An internal error occurred while generating the compliance for 'domain-cxxxx'. Retry compliance check
search cancel

An internal error occurred while generating the compliance for 'domain-cxxxx'. Retry compliance check

book

Article ID: 412536

calendar_today

Updated On:

Products

VMware vSphere ESXi

Issue/Introduction

  • Navigating to a vSAN cluster, the updates tab is populated with the error - An internal error occurred while generating the compliance for 'domain-cxxxx'. Retry compliance check

  • Triggering a compliance check manually fails with the same error.

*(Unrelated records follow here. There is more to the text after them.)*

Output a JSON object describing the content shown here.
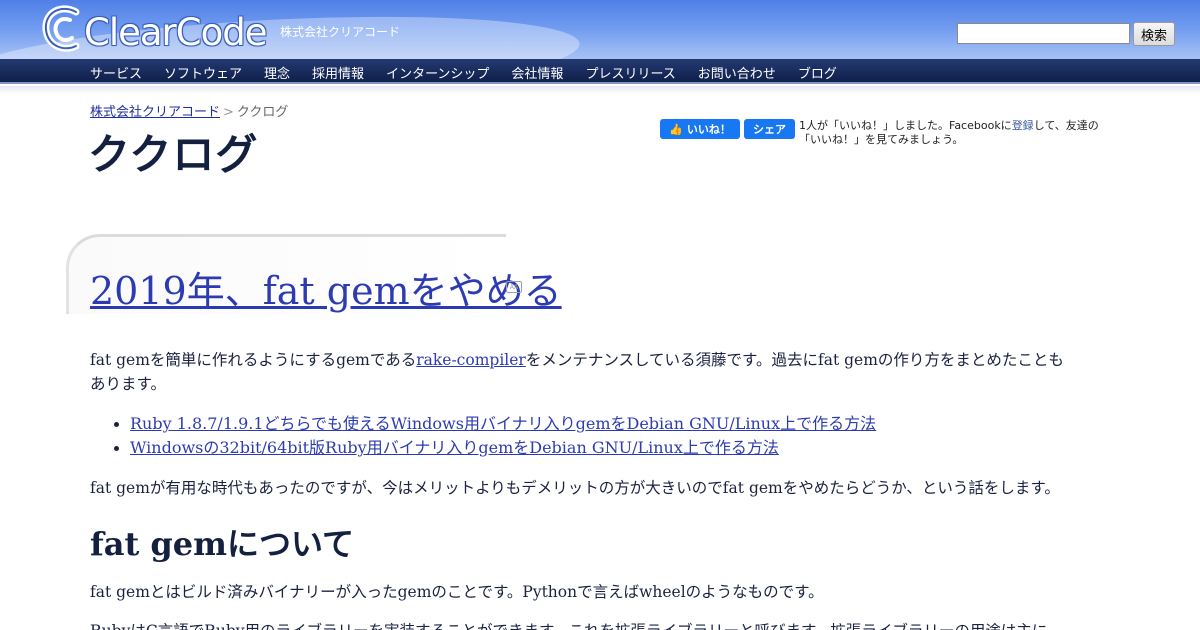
{
  "header": {
    "logo_text": "ClearCode",
    "company_tag": "株式会社クリアコード",
    "search_placeholder": "",
    "search_button": "検索"
  },
  "nav": {
    "items": [
      {
        "label": "サービス"
      },
      {
        "label": "ソフトウェア"
      },
      {
        "label": "理念"
      },
      {
        "label": "採用情報"
      },
      {
        "label": "インターンシップ"
      },
      {
        "label": "会社情報"
      },
      {
        "label": "プレスリリース"
      },
      {
        "label": "お問い合わせ"
      },
      {
        "label": "ブログ"
      }
    ]
  },
  "breadcrumb": {
    "home": "株式会社クリアコード",
    "separator": ">",
    "current": "ククログ"
  },
  "page_title": "ククログ",
  "facebook": {
    "like_label": "いいね！",
    "share_label": "シェア",
    "text_before": "1人が「いいね！」しました。Facebookに",
    "register_link": "登録",
    "text_after": "して、友達の「いいね！」を見てみましょう。"
  },
  "article": {
    "title": "2019年、fat gemをやめる",
    "feed_icon_label": "AA",
    "p1_before": "fat gemを簡単に作れるようにするgemである",
    "p1_link": "rake-compiler",
    "p1_after": "をメンテナンスしている須藤です。過去にfat gemの作り方をまとめたこともあります。",
    "links": [
      "Ruby 1.8.7/1.9.1どちらでも使えるWindows用バイナリ入りgemをDebian GNU/Linux上で作る方法",
      "Windowsの32bit/64bit版Ruby用バイナリ入りgemをDebian GNU/Linux上で作る方法"
    ],
    "p2": "fat gemが有用な時代もあったのですが、今はメリットよりもデメリットの方が大きいのでfat gemをやめたらどうか、という話をします。",
    "h2": "fat gemについて",
    "p3": "fat gemとはビルド済みバイナリーが入ったgemのことです。Pythonで言えばwheelのようなものです。",
    "p4": "RubyはC言語でRuby用のライブラリーを実装することができます。これを拡張ライブラリーと呼びます。拡張ライブラリーの用途は主に"
  }
}
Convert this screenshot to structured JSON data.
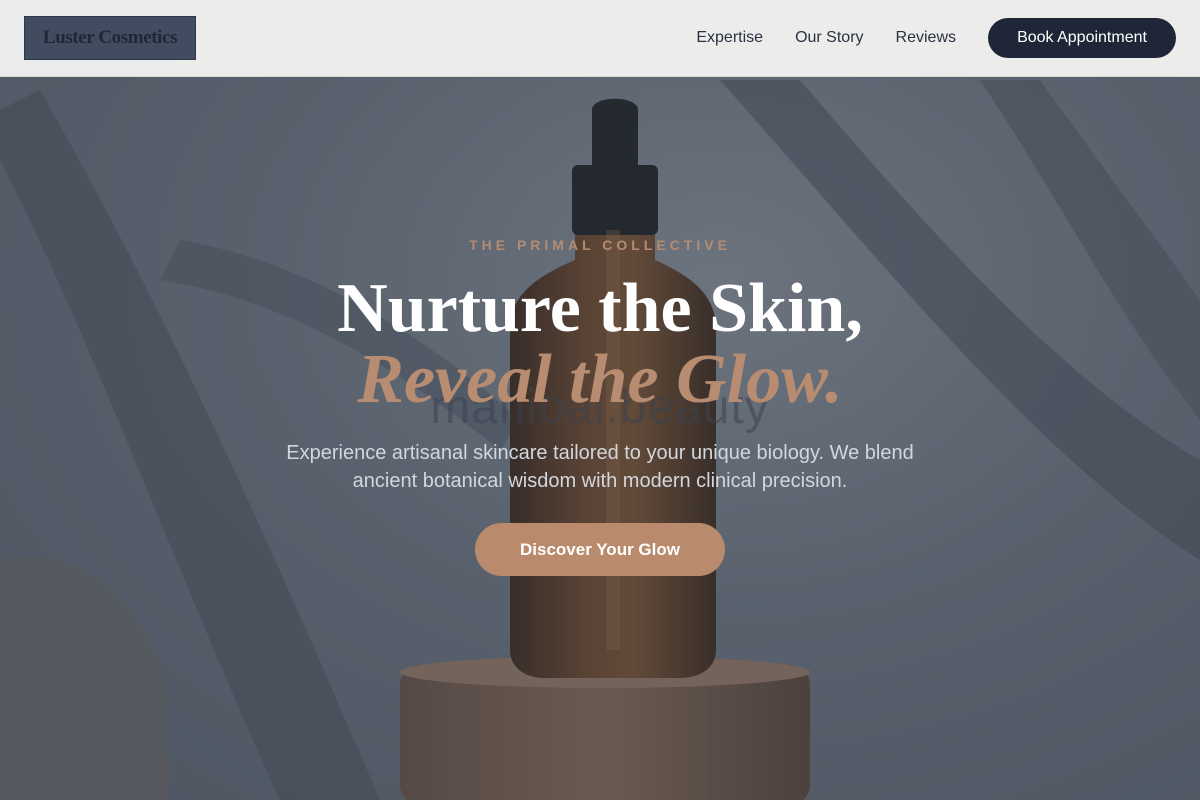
{
  "brand": {
    "logo_text": "Luster Cosmetics"
  },
  "nav": {
    "links": [
      "Expertise",
      "Our Story",
      "Reviews"
    ],
    "cta_label": "Book Appointment"
  },
  "hero": {
    "eyebrow": "THE PRIMAL COLLECTIVE",
    "title_line1": "Nurture the Skin,",
    "title_line2": "Reveal the Glow.",
    "background_text": "manibal.beauty",
    "subtitle": "Experience artisanal skincare tailored to your unique biology. We blend ancient botanical wisdom with modern clinical precision.",
    "cta_label": "Discover Your Glow",
    "image_icon": "serum-dropper-bottle"
  },
  "colors": {
    "accent": "#b98a6c",
    "navy": "#1e2638",
    "navbar_bg": "#f2f1f0"
  }
}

  • In the vCenter logs we are seeing the following error:

    vmware-updategmr/vmware-vum-server.log:

    yyyy-mm-ddThh:mm:ss info vmware-vum-server[2569116] [Originator@6876 sub=vmomi.soapStub[12] opID=1c941e96-7a7b-4f48-9c90-a6e7f8eac458] SOAP request returned HTTP failure; <SSL(<io_obj p:0x00007fa2dc026c60, h:49, <TCP '127.0.0.1 : 54400'>, <TCP '127.0.0.1 : 443'>>), /vsanHealth>, method: runLifecycleCheck; code: 500(Internal Server Error); fault: (vim.fault.VsanFault) 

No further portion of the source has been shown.